Question

Prove the following:
\[\dfrac{\cos A}{1-\tan A}+\dfrac{\sin A}{1-\cot A}=\cos A+\sin A\]

Answer 1

Hint:First of all, substitute \[\tan A=\dfrac{\sin A}{\cos A}\] and \[\cot A=\dfrac{\cos A}{\sin A}\] in LHS of the given expression. Now, simplify the expression and use the identity \[{{a}^{2}}-{{b}^{2}}=\left( a+b \right)\left( a-b \right)\] to get the desired result.

Complete step-by-step answer:
In this question, we have to prove that
\[\dfrac{\cos A}{1-\tan A}+\dfrac{\sin A}{1-\cot A}=\cos A+\sin A\]
Let us consider the LHS of the equation given in the question, we get,
\[E=\dfrac{\cos A}{1-\tan A}+\dfrac{\sin A}{1-\cot A}\]
We know that \[\tan \theta =\dfrac{\sin \theta }{\cos \theta }\] and \[\cot \theta =\dfrac{\cos \theta }{\sin \theta }\]. By using this in the above expression, we get,
\[E=\dfrac{\cos A}{1-\dfrac{\sin A}{\cos A}}+\dfrac{\sin A}{1-\dfrac{\cos A}{\sin A}}\]
By simplifying the above equation, we get,
\[E=\dfrac{\cos A}{\dfrac{\cos A-\sin A}{\cos A}}+\dfrac{\sin A}{\dfrac{\sin A-\cos A}{\sin A}}\]
\[E=\dfrac{\left( \cos A \right).\left( \cos A \right)}{\left( \cos A-\sin A \right)}+\dfrac{\left( \sin A \right).\left( \sin A \right)}{\left( \sin A-\cos A \right)}\]
We can also write the above equation as,
\[E=\dfrac{{{\cos }^{2}}A}{\cos A-\sin A}+\dfrac{{{\sin }^{2}}A}{\sin A-\cos A}\]
By taking (– 1) common from the second term of the above expression, we get,
\[E=\dfrac{{{\cos }^{2}}A}{\left( \cos A-\sin A \right)}+\dfrac{{{\sin }^{2}}A}{-1\left( \cos A-\sin A \right)}\]
We can also write the above expression as,
\[E=\dfrac{{{\cos }^{2}}A}{\left( \cos A-\sin A \right)}-\dfrac{{{\sin }^{2}}A}{\left( \cos A-\sin A \right)}\]
By taking (cos A – sin A) as LCM in the above expression, we get,
\[E=\dfrac{\left( {{\cos }^{2}}A-{{\sin }^{2}}A \right)}{\left( \cos A-\sin A \right)}\]
We know that \[{{a}^{2}}-{{b}^{2}}=\left( a+b \right)\left( a-b \right)\]. By substituting a = cos A and b = sin A, we get,
\[\left( {{\cos }^{2}}A-{{\sin }^{2}}A \right)=\left( \cos A+\sin A \right)\left( \cos A-\sin A \right)\]
By using this in the above expression, we get,
\[E=\dfrac{\left( \cos A+\sin A \right)\left( \cos A-\sin A \right)}{\left( \cos A-\sin A \right)}\]
Now, by canceling out the like terms in the above expression, we get, \[E=\cos A+\sin A\] which is equal to RHS.
So, LHS = RHS.
Hence, we have proved that \[\dfrac{\cos A}{1-\tan A}+\dfrac{\sin A}{1-\cot A}=\cos A+\sin A\]

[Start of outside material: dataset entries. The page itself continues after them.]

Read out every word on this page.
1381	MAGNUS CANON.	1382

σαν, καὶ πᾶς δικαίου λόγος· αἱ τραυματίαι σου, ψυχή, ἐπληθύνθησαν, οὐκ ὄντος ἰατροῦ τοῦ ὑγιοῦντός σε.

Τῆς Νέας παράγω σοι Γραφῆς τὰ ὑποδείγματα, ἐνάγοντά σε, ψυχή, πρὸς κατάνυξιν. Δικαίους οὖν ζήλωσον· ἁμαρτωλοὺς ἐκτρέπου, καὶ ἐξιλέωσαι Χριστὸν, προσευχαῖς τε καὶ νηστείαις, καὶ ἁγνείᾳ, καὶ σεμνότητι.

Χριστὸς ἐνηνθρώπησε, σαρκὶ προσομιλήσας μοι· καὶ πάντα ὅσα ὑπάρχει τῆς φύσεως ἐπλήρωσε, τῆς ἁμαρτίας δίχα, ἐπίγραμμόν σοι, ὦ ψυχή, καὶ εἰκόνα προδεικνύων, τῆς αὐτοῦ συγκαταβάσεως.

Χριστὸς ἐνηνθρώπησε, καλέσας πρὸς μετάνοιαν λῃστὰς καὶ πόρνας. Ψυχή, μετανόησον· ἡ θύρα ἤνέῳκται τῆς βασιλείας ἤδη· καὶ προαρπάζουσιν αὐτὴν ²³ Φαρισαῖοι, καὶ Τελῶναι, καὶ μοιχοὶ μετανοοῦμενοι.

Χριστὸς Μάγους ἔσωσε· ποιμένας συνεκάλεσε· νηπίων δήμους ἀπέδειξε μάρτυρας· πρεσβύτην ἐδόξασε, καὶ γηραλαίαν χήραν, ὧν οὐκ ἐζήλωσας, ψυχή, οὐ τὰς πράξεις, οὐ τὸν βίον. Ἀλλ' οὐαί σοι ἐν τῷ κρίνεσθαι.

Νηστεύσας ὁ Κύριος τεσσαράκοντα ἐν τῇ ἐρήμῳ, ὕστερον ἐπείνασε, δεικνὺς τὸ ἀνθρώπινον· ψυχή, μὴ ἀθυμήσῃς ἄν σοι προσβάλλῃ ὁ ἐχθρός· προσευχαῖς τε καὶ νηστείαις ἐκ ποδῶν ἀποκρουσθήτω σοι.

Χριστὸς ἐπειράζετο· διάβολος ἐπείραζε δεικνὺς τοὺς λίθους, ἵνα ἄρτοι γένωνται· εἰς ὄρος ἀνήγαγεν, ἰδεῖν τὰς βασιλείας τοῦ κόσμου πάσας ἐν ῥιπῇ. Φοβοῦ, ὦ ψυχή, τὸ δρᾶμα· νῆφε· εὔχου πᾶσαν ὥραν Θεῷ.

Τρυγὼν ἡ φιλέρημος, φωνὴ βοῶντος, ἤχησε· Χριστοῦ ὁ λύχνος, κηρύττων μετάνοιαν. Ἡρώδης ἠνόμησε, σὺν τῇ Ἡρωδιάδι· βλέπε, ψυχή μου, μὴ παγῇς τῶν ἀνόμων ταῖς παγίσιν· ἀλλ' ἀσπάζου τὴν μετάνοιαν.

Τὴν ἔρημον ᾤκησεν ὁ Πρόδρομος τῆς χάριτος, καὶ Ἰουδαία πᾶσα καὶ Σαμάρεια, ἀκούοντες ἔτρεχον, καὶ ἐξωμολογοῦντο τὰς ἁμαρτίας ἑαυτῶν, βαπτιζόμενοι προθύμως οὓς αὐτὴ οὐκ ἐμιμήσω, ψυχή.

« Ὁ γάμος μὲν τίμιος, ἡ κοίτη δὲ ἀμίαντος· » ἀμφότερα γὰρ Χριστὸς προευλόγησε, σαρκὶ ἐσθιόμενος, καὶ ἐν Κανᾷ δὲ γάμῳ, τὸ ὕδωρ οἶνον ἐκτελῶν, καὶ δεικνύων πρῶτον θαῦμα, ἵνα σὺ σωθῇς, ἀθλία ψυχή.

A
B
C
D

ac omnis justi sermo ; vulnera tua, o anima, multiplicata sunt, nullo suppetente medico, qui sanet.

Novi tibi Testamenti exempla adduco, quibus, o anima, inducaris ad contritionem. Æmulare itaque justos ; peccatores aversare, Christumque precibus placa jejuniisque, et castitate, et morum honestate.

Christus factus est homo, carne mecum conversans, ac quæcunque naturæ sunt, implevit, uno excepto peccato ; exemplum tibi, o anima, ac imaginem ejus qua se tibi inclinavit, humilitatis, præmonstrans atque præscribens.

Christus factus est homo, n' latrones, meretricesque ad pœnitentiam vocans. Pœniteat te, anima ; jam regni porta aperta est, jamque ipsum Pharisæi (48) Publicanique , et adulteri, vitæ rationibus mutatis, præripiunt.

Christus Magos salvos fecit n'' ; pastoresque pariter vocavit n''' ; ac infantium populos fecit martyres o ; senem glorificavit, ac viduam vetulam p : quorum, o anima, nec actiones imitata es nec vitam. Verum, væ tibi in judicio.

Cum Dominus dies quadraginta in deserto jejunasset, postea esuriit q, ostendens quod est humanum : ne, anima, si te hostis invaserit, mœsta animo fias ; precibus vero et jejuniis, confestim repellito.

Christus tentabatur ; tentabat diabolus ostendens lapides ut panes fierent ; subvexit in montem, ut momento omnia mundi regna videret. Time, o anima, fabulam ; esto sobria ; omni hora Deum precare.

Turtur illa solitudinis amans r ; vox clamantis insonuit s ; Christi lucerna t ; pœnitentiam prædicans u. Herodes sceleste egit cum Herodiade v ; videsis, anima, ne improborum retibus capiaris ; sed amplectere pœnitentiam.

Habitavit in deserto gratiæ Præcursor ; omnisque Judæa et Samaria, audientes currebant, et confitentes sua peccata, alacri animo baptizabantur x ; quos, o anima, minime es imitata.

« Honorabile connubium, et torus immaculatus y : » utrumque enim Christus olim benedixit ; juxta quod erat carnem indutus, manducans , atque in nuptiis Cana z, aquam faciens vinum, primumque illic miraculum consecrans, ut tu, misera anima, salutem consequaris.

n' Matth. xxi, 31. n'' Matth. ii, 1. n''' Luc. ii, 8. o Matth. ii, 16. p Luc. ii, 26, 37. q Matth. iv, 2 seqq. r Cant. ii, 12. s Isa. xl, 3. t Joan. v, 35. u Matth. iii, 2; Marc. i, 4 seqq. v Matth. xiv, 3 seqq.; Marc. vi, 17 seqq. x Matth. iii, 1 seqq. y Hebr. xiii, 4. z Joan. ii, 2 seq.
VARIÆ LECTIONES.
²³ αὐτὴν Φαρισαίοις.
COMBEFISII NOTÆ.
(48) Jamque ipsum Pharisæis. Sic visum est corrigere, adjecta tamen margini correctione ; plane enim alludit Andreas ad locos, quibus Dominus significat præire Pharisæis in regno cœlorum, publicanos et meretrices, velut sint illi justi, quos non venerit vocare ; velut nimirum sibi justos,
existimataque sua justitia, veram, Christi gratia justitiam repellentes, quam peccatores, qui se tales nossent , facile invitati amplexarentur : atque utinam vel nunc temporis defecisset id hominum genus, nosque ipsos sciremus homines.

Note: In this question, students must note that it is always better to convert the expression in terms of \[\sin \theta \] and \[\cos \theta \]. Also, students must take care while taking (– 1) common in the above solution. We have done that step to make the denominator of both the fractions similar. Also, in these questions involving various trigonometric ratios, it is advisable to cross-check every step.Students should remember Trigonometric ratios and identities for solving these types of problems.